New analysis suggests Bitcoin’s current bull run is progressing significantly faster than its traditional four-year cycle. According to a recent market report, the ongoing bullish phase is approximately 100 days ahead of historical models, potentially indicating an earlier market peak.
Several factors are believed to be driving this accelerated cycle, including growing institutional adoption, the influence of Bitcoin ETFs, and shifts in overall market dynamics. These elements may be contributing to what some analysts are referring to as a potential "supercycle."
Understanding Bitcoin’s Four-Year Cycle
Bitcoin’s four-year cycle is a fundamental concept that reflects the recurring patterns of the cryptocurrency market. This cycle is closely tied to Bitcoin’s halving events, which occur approximately every four years or after every 210,000 new blocks are mined. During these events, the block rewards for Bitcoin miners are cut in half.
Historically, these halvings have had a major impact on Bitcoin’s price. Bull markets have typically peaked between 518 and 546 days after a halving event.
Current price performance, combined with the latest halving that took place on April 20, 2024, suggests that the new all-time high for Bitcoin could arrive much sooner than in previous cycles.
With the current bull market estimated to be 40.66% complete, analysts point to a potential peak between mid-May and mid-June of 2025. Despite this accelerated pace, some note that slowing growth in certain infrastructure sectors may signal evolving broader market conditions.
Key factors supporting the idea of a break from the traditional cycle include Bitcoin’s increasing correlation with traditional assets like gold and tech stocks, as well as continued institutional adoption by publicly traded companies.
Worst-Performing Crypto Sectors in Q3 2024
The report also highlighted the performance of various sectors within the crypto industry.
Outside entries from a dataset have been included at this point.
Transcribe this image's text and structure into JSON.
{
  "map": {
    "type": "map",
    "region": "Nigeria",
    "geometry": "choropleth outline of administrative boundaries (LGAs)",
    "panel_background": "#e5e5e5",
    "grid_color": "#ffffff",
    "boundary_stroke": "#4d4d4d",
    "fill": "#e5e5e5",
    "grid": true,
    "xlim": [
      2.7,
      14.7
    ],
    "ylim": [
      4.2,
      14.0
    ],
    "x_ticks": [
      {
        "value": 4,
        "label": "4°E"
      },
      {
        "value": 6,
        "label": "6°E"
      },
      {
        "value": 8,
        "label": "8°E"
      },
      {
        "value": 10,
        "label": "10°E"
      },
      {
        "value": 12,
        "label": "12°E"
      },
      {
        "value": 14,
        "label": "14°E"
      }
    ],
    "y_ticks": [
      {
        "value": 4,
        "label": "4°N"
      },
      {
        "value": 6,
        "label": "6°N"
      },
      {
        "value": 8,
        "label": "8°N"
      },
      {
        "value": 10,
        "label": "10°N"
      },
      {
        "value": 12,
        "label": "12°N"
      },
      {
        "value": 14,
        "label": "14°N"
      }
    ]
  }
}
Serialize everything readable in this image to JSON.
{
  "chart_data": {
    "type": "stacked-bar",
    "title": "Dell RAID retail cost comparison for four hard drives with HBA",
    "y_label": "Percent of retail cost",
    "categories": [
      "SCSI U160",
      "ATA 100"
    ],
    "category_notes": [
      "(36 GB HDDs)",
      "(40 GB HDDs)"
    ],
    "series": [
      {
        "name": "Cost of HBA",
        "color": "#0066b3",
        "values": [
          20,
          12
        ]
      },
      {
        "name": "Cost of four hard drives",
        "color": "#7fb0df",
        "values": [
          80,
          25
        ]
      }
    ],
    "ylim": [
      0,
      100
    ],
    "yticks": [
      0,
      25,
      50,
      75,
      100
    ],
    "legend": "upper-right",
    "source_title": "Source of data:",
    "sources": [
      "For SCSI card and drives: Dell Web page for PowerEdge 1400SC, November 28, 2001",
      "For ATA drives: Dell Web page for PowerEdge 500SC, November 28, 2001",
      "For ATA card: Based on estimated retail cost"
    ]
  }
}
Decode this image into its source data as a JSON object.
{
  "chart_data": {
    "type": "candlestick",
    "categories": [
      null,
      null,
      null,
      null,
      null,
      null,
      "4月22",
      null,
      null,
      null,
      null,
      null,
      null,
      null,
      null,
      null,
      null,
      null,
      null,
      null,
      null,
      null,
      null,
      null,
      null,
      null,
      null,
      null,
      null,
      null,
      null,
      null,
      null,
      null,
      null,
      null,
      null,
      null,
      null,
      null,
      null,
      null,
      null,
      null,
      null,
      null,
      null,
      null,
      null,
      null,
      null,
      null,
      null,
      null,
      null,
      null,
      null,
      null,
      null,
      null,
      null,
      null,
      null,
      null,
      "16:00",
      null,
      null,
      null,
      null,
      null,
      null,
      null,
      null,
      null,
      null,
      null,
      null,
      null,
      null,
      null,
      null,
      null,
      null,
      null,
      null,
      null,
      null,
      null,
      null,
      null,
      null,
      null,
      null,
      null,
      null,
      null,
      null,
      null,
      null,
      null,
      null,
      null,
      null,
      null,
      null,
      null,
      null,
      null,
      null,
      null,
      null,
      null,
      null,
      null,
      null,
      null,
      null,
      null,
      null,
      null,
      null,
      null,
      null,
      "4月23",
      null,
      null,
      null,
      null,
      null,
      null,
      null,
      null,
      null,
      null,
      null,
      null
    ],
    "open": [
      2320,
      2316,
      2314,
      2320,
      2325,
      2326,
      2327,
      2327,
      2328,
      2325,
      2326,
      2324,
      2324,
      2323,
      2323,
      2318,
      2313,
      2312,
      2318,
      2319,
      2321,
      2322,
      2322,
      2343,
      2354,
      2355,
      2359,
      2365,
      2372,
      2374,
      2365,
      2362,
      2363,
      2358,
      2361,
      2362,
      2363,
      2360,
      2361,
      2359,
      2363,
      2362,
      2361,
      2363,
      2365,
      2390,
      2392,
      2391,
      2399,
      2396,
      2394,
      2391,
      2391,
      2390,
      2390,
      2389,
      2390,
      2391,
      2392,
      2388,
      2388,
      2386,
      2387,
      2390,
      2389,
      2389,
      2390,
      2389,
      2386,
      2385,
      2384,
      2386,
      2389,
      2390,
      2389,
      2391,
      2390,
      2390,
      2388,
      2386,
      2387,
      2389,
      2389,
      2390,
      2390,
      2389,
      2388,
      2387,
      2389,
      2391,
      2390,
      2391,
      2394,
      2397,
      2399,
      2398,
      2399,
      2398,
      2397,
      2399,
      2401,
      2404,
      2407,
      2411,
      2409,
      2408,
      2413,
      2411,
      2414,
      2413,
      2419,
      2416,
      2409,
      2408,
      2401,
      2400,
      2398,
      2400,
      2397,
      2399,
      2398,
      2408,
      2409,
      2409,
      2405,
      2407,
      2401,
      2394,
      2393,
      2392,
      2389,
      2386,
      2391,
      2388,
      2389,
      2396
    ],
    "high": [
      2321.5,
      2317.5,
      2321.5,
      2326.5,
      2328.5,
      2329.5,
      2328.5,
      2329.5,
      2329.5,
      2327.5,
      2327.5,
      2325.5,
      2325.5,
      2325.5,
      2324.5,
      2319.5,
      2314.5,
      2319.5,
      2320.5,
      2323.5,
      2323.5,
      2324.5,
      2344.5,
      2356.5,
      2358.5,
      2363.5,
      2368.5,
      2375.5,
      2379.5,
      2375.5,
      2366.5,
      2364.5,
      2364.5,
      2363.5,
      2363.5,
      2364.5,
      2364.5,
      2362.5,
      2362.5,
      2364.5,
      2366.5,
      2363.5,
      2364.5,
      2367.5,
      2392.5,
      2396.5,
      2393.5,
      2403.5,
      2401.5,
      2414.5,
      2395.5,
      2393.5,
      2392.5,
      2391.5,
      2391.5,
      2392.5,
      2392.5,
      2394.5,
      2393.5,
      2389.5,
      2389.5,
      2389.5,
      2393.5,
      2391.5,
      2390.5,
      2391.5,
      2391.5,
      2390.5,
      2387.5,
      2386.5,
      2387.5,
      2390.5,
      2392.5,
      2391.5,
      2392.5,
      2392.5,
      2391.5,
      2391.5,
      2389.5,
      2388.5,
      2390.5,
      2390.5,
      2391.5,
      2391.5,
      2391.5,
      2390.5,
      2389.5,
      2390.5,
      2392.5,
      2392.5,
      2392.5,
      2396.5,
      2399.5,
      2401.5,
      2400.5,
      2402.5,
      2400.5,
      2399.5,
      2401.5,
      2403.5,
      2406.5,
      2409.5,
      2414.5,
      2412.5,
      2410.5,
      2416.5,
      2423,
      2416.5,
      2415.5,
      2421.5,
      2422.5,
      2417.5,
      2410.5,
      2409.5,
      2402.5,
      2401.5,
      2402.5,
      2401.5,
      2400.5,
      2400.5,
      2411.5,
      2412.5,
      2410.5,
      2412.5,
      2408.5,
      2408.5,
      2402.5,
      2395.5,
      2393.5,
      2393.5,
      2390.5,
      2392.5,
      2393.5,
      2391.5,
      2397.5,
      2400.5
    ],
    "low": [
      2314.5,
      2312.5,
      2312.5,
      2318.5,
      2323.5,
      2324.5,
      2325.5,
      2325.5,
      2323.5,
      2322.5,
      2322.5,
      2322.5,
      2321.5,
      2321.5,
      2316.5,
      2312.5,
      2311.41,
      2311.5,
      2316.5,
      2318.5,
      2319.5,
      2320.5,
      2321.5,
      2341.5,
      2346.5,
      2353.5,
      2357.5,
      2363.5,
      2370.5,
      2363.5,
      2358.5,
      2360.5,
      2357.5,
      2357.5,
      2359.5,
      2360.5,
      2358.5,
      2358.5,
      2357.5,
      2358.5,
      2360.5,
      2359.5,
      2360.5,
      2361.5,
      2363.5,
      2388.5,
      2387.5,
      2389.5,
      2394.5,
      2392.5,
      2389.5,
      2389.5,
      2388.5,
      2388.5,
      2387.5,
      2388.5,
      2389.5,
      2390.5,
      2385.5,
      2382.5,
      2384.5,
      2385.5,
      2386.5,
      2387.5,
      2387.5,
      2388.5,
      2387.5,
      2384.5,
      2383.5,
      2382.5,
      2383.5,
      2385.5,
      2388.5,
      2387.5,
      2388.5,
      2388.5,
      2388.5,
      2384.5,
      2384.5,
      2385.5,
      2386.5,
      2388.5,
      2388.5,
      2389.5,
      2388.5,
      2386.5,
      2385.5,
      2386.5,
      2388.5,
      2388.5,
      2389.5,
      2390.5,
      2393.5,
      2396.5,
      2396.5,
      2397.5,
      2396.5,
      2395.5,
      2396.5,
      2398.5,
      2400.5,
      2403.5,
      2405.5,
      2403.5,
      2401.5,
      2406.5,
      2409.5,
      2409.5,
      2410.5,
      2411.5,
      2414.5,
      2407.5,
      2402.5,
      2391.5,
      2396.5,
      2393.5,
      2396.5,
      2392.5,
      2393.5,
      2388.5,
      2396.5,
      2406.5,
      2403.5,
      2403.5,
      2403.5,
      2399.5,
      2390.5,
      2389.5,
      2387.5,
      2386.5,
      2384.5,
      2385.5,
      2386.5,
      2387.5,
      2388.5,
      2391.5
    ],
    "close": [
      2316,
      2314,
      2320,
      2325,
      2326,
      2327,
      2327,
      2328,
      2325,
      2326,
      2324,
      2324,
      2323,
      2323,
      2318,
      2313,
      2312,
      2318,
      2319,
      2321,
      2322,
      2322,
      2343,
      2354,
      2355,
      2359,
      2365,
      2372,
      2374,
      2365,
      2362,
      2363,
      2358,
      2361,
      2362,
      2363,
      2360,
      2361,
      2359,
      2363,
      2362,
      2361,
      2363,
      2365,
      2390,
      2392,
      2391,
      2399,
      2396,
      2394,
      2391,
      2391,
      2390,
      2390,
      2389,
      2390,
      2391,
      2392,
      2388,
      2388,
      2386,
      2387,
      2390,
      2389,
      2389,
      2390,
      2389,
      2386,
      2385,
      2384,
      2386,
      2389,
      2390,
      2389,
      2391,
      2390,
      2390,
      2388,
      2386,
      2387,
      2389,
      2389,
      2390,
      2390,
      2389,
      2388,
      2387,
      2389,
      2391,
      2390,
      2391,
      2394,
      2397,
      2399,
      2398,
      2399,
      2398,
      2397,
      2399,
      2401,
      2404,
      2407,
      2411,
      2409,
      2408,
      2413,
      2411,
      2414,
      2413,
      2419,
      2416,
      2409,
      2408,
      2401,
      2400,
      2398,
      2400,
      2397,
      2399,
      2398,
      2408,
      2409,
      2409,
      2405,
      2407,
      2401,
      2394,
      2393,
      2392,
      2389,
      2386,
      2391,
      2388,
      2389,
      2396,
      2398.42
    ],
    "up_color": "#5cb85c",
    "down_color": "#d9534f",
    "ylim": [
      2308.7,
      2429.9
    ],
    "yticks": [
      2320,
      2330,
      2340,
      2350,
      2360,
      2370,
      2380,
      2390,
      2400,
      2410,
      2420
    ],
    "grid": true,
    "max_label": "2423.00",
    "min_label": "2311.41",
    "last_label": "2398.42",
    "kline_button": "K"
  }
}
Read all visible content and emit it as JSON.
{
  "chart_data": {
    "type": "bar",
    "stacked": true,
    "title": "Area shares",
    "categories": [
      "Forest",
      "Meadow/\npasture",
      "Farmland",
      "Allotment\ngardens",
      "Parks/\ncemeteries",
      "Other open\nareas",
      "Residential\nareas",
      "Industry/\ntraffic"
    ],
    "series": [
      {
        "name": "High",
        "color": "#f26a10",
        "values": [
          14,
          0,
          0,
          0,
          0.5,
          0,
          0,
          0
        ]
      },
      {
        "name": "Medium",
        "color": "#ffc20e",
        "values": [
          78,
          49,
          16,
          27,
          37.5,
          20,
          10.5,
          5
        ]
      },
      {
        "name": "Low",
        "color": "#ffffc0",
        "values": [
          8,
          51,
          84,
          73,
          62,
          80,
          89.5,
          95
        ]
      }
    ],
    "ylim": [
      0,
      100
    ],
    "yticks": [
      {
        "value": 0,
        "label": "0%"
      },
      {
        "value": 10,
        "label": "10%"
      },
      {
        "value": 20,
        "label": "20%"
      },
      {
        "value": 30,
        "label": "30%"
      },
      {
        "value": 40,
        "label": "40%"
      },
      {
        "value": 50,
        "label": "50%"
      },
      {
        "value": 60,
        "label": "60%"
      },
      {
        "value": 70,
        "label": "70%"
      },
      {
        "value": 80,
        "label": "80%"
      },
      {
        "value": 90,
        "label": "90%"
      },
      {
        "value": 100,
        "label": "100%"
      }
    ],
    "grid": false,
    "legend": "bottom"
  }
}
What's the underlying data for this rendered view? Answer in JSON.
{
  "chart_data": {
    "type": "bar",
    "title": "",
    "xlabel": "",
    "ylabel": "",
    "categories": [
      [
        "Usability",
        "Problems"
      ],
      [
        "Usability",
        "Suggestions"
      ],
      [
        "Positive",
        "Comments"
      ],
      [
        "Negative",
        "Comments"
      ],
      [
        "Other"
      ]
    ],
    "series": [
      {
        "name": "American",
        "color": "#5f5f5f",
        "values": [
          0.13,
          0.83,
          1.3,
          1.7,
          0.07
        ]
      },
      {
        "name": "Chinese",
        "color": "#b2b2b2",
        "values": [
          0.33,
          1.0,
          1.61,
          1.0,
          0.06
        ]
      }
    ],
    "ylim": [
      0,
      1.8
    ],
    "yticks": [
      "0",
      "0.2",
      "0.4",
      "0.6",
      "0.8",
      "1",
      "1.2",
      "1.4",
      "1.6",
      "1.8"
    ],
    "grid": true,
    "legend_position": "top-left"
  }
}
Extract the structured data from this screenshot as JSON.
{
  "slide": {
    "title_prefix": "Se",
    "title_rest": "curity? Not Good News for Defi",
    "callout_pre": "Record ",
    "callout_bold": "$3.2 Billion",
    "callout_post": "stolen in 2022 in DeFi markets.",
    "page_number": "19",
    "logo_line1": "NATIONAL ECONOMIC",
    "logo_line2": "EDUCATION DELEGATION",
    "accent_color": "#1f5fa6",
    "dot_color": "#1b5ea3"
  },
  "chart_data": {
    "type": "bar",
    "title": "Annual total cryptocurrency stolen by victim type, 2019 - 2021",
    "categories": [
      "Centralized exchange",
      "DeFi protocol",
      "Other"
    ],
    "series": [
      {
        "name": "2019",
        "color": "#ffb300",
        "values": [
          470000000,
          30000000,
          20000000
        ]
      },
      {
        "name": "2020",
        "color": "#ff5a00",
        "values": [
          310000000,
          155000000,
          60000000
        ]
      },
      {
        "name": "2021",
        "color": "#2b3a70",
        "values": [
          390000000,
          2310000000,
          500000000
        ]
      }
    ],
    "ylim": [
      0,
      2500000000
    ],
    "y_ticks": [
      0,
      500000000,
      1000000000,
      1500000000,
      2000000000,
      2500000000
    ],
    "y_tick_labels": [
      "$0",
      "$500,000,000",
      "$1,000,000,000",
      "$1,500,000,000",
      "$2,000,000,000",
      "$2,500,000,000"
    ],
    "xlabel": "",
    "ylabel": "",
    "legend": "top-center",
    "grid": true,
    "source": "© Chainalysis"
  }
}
While memecoins and Ethereum-based assets were among the most active, 16 sectors saw market capitalization declines of at least 10%, with some falling by up to 40%.
The storage, lending, and privacy sectors were among the hardest hit, recording losses of 39%, 37%, and 31%, respectively. Sectors related to decentralized finance (DeFi) and infrastructure struggled during the third quarter, facing what appears to be a shift toward more speculative and consumer-oriented areas like artificial intelligence, media, and memes.
Leading Countries in Crypto Adoption
The United States continues to dominate the global crypto user base, accounting for 17% of the market share. India, which ranked first in Chainalysis' Crypto Adoption Index in September, became the second-largest country for crypto users, with a market share of over 9%.
Brazil ranked third, holding 8% of the global cryptocurrency user share. The report also emphasized that Bitcoin remained the most popular cryptocurrency across all continents in the third quarter, with its market share ranging from 45% in Africa to 52% in Oceania.
Ether (ETH), the second-largest cryptocurrency by market cap at the time of writing, ranked third in most regions, with an average market share of around 13%. Solana (SOL), the fifth-largest crypto by market value, ranked second in the global listing of most popular cryptocurrencies, with an average share of 14%.
Toncoin (TON), the native cryptocurrency of The Open Network blockchain linked to Telegram, also ranked among the most popular cryptocurrencies in the third quarter, placing third with 15% in Africa.
👉 Explore real-time market analysis
Frequently Asked Questions
What is Bitcoin’s four-year cycle?
Bitcoin’s four-year cycle refers to the recurring market pattern tied to its halving events, which reduce mining rewards and historically influence major price movements. These cycles typically last around four years and are used to identify long-term bullish and bearish trends.
Why is the current cycle different?
The current bull cycle is progressing approximately 100 days faster than historical averages, likely due to institutional adoption, Bitcoin ETF approvals, and increased correlation with traditional financial markets.
Which countries lead in crypto adoption?
The United States, India, and Brazil are currently the top three countries in terms of crypto user base. The U.S. leads with a 17% market share, followed by India with over 9% and Brazil with 8%.
Which crypto sectors declined in Q3 2024?
Storage, lending, and privacy sectors were among the worst performers, with market cap losses of 39%, 37%, and 31%, respectively. These declines were attributed to a market shift toward more speculative and consumer-focused areas.
What is a Bitcoin supercycle?
A supercycle refers to a extended bull market that breaks from traditional cyclical patterns, potentially driven by sustained institutional investment, macroeconomic factors, and broader financial integration.
Which cryptocurrencies are most popular globally?
Bitcoin remains the most popular cryptocurrency across all regions. Solana often ranks second in global popularity, while Ether and Toncoin also maintain significant market share depending on the region.